Since earthworms do so much good, it is worth taking care of them. One of the best things that can be done to help earthworms to flourish, is to add a mulch made of organic materials to the surface of the soil. Another common technique which helps earthworms to flourish is to add dolomite, lime or wood ash to increase the pH in acid soils, to around 6.5, and provide calcium, and possibly magnesium and potassium.

Mulch benefits


Mulch helps to retain moisture in soils for longer, improves water infiltration, insulates against temperature extremes, reduces weeds, and improves soil structure as it decomposes and is worked into the soil by earthworms and other soil life.

Straw is a popular mulch for vegetable gardens and growing trees. From personal experience, pea straw and lucerne/alfalfa hay are very good for growing vegetables, maize etc. They have the disadvantage of breaking down quickly, which means they need frequent topping up, but on the plus side, earthworms seem to proliferate and thrive with a continual source of protein-rich mulch.

An approach which should work well in most situations (growing vegetables or grains on a small scale and in reforestation projects) and favour earthworms, would be to cultivate or dig compost into the soil, followed with a layer of compost on top of the soil, then a layer of fine textured, nitrogen/protein rich mulch (e.g. leaves of Gliricidia, Leucaena, Cajanus, Sesbania or similar, peastraw, alfalfa, Azolla), with a final mulch on top of longer-lasting coarser/larger materials e.g. wood or bark chips, larger leaves e.g. Mucuna, Acacia mangium, Acacia holosericea, Casuarina or similar. The layers should be around 1 – 10 cm thick (about half an inch to four inches).

Mulch problems

Organic mulches can keep soils colder for longer which is a disadvantage in cold climates or cold seasons. On the other hand, black plastic mulch will heat soils where appropriate.

Mulch can cause nitrogen draw-down where micro-organisms that decompose a high-carbon mulch outcompete plants for limited nitrogen. Organic mulches, if not composted beforehand, may contain allelopathic compounds and weed seeds.

To produce the most mulch on site from a small area in the tropics, grasses such as Pennisetum purpureum, Andropogon gayanus, Panicum maximum, Cymbopogon spp., annual and perennial sorghum species and hybrids, Sudan grass hybrids; and in cooler climates, Miscanthus x giganteus, Phalaris spp., etc. are recommended.

These grasses could be combined with fast-growing nitrogen-fixing legumes (e.g. annual Sesbania sericea, Sesbania rostrata, or perennial Sesbania sesban, Sesbania grandiflora, or annual Madagascan provenance Tephrosia candida) in what should be a complementary mix, producing even more mulch, and of a high quality.

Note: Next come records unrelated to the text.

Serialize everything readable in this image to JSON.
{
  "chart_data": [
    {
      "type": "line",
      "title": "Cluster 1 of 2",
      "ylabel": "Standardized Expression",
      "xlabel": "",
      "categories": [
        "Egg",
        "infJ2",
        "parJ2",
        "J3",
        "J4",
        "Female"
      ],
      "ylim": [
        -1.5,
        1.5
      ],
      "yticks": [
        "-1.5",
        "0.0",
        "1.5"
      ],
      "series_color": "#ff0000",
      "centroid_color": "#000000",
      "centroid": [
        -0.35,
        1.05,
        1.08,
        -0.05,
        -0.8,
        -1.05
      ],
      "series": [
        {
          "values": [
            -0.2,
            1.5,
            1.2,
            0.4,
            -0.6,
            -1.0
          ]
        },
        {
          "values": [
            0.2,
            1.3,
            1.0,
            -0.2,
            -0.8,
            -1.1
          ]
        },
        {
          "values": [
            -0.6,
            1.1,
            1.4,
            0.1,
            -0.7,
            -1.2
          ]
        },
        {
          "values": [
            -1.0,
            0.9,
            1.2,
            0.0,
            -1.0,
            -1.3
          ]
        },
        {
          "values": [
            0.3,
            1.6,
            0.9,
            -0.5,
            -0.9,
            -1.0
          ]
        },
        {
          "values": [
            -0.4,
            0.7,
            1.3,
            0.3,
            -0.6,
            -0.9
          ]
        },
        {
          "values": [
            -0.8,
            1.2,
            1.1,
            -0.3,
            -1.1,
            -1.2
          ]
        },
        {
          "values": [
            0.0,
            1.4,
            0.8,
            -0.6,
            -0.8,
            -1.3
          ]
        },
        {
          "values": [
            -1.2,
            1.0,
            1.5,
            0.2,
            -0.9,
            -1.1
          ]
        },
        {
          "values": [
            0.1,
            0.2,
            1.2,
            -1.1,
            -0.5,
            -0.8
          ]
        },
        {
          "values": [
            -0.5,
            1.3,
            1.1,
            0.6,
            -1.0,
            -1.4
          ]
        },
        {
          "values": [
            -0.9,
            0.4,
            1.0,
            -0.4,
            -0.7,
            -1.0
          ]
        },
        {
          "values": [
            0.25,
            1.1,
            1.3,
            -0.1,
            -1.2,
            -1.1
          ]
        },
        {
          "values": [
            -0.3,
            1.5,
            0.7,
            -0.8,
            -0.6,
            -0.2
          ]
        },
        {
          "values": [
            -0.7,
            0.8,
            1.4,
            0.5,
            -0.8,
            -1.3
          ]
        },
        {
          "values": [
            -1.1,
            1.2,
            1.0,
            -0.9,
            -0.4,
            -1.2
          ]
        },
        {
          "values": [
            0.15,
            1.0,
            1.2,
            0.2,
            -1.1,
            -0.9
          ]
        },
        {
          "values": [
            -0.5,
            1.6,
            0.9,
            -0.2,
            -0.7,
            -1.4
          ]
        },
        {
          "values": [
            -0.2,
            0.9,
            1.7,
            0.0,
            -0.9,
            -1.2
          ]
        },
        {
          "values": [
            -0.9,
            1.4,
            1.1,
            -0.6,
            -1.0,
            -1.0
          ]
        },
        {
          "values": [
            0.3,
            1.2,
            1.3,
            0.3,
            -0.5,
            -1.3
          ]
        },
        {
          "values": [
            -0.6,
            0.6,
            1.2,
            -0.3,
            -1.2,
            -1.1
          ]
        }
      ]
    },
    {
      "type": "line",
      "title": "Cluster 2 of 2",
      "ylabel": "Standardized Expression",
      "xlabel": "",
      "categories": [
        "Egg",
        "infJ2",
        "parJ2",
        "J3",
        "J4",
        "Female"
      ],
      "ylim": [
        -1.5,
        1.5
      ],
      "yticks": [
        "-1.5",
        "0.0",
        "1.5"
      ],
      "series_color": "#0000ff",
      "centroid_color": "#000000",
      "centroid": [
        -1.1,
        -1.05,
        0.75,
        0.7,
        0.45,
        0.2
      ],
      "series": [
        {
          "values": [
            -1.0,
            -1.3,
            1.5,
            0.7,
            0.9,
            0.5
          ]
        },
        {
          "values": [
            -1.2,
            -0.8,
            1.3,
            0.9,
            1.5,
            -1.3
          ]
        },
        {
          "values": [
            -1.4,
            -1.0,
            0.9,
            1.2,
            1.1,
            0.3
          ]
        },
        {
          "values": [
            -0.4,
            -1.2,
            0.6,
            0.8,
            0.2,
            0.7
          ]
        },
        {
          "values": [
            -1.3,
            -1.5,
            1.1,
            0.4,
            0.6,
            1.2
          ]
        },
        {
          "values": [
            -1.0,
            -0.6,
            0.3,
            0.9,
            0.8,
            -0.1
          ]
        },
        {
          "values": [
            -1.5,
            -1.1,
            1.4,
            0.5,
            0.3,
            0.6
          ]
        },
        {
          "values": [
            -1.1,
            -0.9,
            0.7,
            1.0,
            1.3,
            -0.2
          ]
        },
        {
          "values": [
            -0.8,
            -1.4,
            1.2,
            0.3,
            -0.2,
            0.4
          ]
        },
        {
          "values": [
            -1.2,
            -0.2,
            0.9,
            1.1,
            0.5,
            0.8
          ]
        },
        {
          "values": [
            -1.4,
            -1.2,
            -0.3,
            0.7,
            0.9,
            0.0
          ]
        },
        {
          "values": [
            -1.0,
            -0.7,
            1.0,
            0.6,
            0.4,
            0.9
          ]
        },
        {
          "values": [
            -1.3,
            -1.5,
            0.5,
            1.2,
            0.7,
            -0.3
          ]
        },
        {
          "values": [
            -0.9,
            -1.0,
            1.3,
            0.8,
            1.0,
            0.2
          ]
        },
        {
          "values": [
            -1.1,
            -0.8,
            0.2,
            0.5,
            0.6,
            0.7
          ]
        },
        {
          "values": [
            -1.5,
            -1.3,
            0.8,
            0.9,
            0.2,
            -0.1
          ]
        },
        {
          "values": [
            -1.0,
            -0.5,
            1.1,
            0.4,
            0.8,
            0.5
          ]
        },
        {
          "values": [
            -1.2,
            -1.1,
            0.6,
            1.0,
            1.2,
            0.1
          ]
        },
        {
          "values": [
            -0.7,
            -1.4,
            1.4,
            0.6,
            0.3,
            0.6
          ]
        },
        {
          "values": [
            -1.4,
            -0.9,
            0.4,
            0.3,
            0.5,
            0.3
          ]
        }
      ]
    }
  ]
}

Black plastic mulch and ridge/furrow water harvesting systems

Research (mostly in China) suggests that in semi-arid environments, land formed into rows of ridges and furrows, with around 60 cm ridge to ridge, where the ridges are covered in black plastic and the furrows are mulched with straw or gravel, harvests rain fall and increases the growth of maize and lucerne (alfalfa) by around 30 – 40%. This system should work well in drier climates, and the black plastic can also heat up the soil in colder climates, which may result in earlier maturity and greater growth (and perhaps the opportunity to grow two crops, one after the other, on the same ground in one growing season). In hot climates the heating of the soil is more likely to be a problem, killing micro-organisms in the top few centimetres of soil and possibly killing roots near the soil surface. In wet climates, this system may result in waterlogging and root rot problems.